Continuo a smuovere la terra e spuntano fuori nuovi oggetti, come funghi, di
cui ignoro il senso: «CAPPELLO», «TRISTI», «RICORDERÒ», «MONACALE», e altri
ancora. Raggruppo
gli oggetti in una cassettina di legno, di quelle da ortolano. Ne ho una pila,
accatastate in un angolo del giardino. A protezione, li ricopro con uno strato
di muschio. Conosco un giovane archeologo che insegna alla Facoltà di Lettere
di Siena, ha eseguito scavi in Siria (prima della guerra) e a Cipro.

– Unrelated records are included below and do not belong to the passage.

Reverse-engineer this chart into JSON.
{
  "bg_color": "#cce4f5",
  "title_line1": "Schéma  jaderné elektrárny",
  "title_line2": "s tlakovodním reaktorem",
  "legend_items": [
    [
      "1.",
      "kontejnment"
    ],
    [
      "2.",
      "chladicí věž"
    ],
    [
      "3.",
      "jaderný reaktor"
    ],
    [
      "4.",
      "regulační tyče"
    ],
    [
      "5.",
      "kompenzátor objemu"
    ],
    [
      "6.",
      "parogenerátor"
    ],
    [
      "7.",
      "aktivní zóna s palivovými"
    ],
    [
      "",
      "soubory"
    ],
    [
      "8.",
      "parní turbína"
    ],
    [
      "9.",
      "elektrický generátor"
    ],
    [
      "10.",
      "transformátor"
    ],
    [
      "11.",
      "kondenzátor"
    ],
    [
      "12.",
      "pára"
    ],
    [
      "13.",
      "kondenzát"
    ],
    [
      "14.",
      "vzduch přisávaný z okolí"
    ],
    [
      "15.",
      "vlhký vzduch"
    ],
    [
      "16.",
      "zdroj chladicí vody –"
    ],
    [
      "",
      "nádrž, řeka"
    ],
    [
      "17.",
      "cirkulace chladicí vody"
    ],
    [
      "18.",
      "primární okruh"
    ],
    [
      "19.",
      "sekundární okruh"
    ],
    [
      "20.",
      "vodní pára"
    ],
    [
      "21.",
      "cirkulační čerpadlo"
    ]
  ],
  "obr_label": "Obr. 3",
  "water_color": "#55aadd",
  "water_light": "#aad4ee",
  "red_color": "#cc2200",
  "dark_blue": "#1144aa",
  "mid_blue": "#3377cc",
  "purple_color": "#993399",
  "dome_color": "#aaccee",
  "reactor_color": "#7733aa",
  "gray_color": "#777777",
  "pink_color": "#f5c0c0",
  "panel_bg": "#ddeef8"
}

È un
amico. Voglio fargli vedere il mio “tesoro”. Lui saprà mettere insieme i pezzi,
rintracciare un significato dalla loro connessione. È il suo mestiere. Incontro l’amico archeologo presso
il Dipartimento di Lettere dell’Università di Siena. Mi ha concesso la
mattinata, dato che non ha impegni accademici. Non appena ci vediamo, lui
prende i reperti dalla cassettina e li dispone sul tavolo della sua stanza,
dopo averlo liberato da penne, libri e altri ingombri. Ha infilato dei guanti in
lattice. Ogni tanto sposta un “ossicino”, con delicatezza, come se maneggiasse
piccole, fragilissime sculture di cristallo. Lo osservo mentre ispeziona il
materiale, usando una lente d’ingrandimento. Non l’avevo mai visto all’opera,
in veste professionale. È serissimo. Pondera ogni combinazione. Misura le
distanze, i possibili incastri, le conformità. A un certo punto si allontana
dal tavolo e consulta sul computer la pagina di un sito. Sbircio con la coda
dell’occhio, mi sembra che stia visionando delle foto. Alla fine si volta e mi guarda
soddisfatto. – Questa è la combinazione giusta –
mi dice. Ora sul tavolo i reperti sono
disposti in modo da formare una sequenza di parole plausibile: Per molto tempo ricorderò Quella ragazza cogli occhi Conscii tristi e tranquilli E il cappello monacale. – Cos’è? – gli chiedo. – Una poesia di Dino Campana –
risponde lui. I reperti risalgono con sicurezza
all’inizio del XX secolo. – Non mi meraviglia fossero nel tuo
giardino – dice il mio amico. – Biforco dista neanche due chilometri da
Marradi. Su chi l’abbia seppelliti, e perché,
non azzarda alcuna ipotesi. Resta un mistero.